The first test was supposed to come off much earlier than May. There are both commercial launches and government ones in the way, and there was the Helium pressurization issue which put some things off schedule.

Comment Re:Well... (Score 1) 108

It's said that making a mistake in manufacturing work on equipment for the Russian space program could have consequences a lot worse than just being fired.

It's true that we place more value on lives of famous astronauts lost than we place on all of those people inconveniently freezing to death because they have nowhere to sleep but our city sidewalks, etc. Nobody's holding a years-long investigation about them.

And I am totally, totally pissed off at all of the news coverage that goes to a few westerners killed on Everest compared to the 10,000 little people who got buried alive in Nepal.

But I am not sure any of this says a thing about what nation will lead in space.

Comment Re:Well... (Score 2) 108

Saturn V is the ride to orbit, not the vehicle for the astronauts.
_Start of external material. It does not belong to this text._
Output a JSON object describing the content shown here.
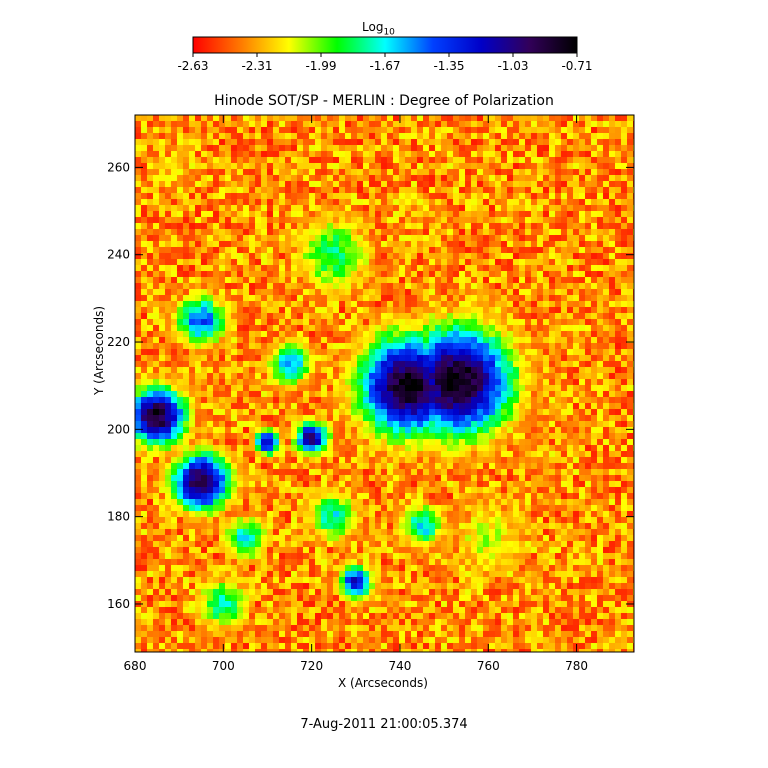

You can't just count the cost of Saturn V against the shuttle, you need to count the cost of one or more vehicles that were never built, because the Apollo would not have been sufficient to the task.

Comment Re:Elon Musk (Score 4, Informative) 108

The first big test is next week. They will do a crew escape test from a scaffold, rather than a rocket, with the Crew Dragon getting away from an assumed "exploding rocket" on its Super Draco thrusters, and landing safely for the presumed crew. I doubt the capsule is reusable for much other than drop tests after an escape, and soft ground landings for the capsule are not scheduled to be a feature until well after the start of its manned use.

There will be a full escape test after this, perhaps later this year, in which the rocket is launched and the capsule escapes at Max-Q. Something like the "Little Joe II" test for the Saturn 5 when I was a kid.

Comment Re:We need a way of keeping hams in practice (Score 4, Insightful) 141

There are more licensed hams today than ever before. Part of that is because we modernized the licensing rules and don't have a Morse code test any longer (for which I take partial credit). And they already have a commercial niche. Most of them have jobs. Many of us got those jobs because of the skill we developed through Amateur Radio. In general they pay as well or better than offering ISP service to the boonies.

We don't want to see commercial use of those frequencies, even if such use would help some folks get more equipment, because if that happened, there would not be room for Amateurs any longer.

You should consider that all of the ham HF frequencies together are smaller than one WiFi channel. And they have global range. So, if you offer a good bandwidth signal to some home in the boonies, you have potentially used up that freuquency for the whole world!